I'm not about to criticise you for not feeding an 'approved' diet as I don't myself. To a certain extent you can tell if your glider is healthy and the fresh fruits and veg are great. Anything lacking in the diet tho is a reason for joey rejection. I just increase the amount of food overall, but the protein does need increasing.
I feed fresh fruits/veg along with a protein source, I've recently just bought some Wombaroo High Protein powder which I now add to their fruits and veg. I've noticed a difference in one of my gliders appearance already and as it's a powder, it's very easy to add to their diet without them really noticing. I do blend my fruits/veg tho so the powder goes in the blender with them and gets whizzed all together.
I'd definately recommend it. It is pricey, but I lost a set of twins a few months ago. Mine were on a good diet, all healthy, just turned one year old which I think was probably the main issue. And as yours as still on the young side it really is important to do as much as you can to help her. I think people often take it for granted that the mothers will take care of the young, granted that a lot do, if anything was to happen to yours you really would kick yourself with the 'what if's' if you thought you could have done more.
But good luck!x
May 01 2012 : 09:43:07 AM
Thank you everyone for the useful information! I made some adjustments to their food last night. I offered fresh diced cherry tomatoes, fresh diced strawberries, fresh diced carrots, and chopped boiled egg. I am going to boil a chicken breast and give them some of that tonight. Someone suggested that I look into getting an instant sugar glider diet off of Exotic Nutrition, so I will look into it and see what people think about that. One more question! How often should I offer my gliders yogurt? I have been giving it a few times a week, but is that too much? Too little?
sugie banditSuper Glider252 Posts
May 01 2012 : 03:21:55 PM
Harpy, welcome to GG. You'll love being able to communicate at any time with others who love their gliders just as much as you you love yours. Some of us are a little rough around the edges, but everyone means well, and their first concern is for the gliders, not your feelings.
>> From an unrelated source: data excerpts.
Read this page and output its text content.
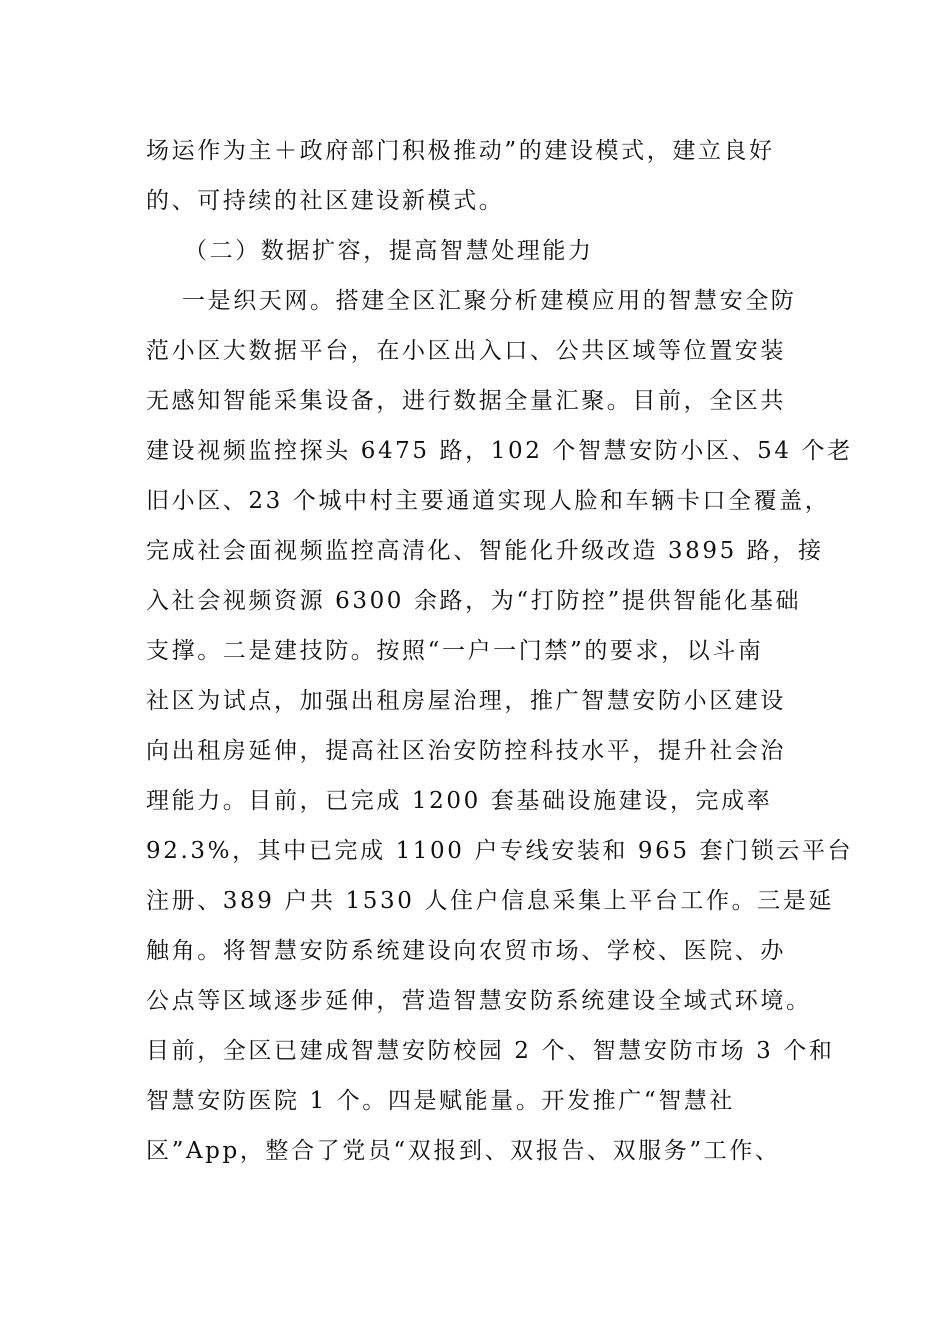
场运作为主＋政府部门积极推动”的建设模式，建立良好
的、可持续的社区建设新模式。
（二）数据扩容，提高智慧处理能力
一是织天网。搭建全区汇聚分析建模应用的智慧安全防
范小区大数据平台，在小区出入口、公共区域等位置安装
无感知智能采集设备，进行数据全量汇聚。目前，全区共
建设视频监控探头 6475 路，102 个智慧安防小区、54 个老
旧小区、23 个城中村主要通道实现人脸和车辆卡口全覆盖，
完成社会面视频监控高清化、智能化升级改造 3895 路，接
入社会视频资源 6300 余路，为“打防控”提供智能化基础
支撑。二是建技防。按照“一户一门禁”的要求，以斗南
社区为试点，加强出租房屋治理，推广智慧安防小区建设
向出租房延伸，提高社区治安防控科技水平，提升社会治
理能力。目前，已完成 1200 套基础设施建设，完成率
92.3%，其中已完成 1100 户专线安装和 965 套门锁云平台
注册、389 户共 1530 人住户信息采集上平台工作。三是延
触角。将智慧安防系统建设向农贸市场、学校、医院、办
公点等区域逐步延伸，营造智慧安防系统建设全域式环境。
目前，全区已建成智慧安防校园 2 个、智慧安防市场 3 个和
智慧安防医院 1 个。四是赋能量。开发推广“智慧社
区”App，整合了党员“双报到、双报告、双服务”工作、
I looked at your pics, and with my limited experience I would say that your babies "look" pretty healthy outside of the cracked fur, and they sound healthy. Some of us only wish we could devote 4-5 hours a day to our babies, so you have that on many of us.
I look forward to reading more of your posts, and hearing about the diet that you decide to use, and watch how that cracked fur goes away
May 02 2012 : 10:23:59 AM
The glider with the cracked fur isn't actually mine. ^-^ The picture is of Harpy at a "playdate" with another glider. But what does cracked fur mean, for future reference?
What do I need to provide for my (potentially) pregnant female?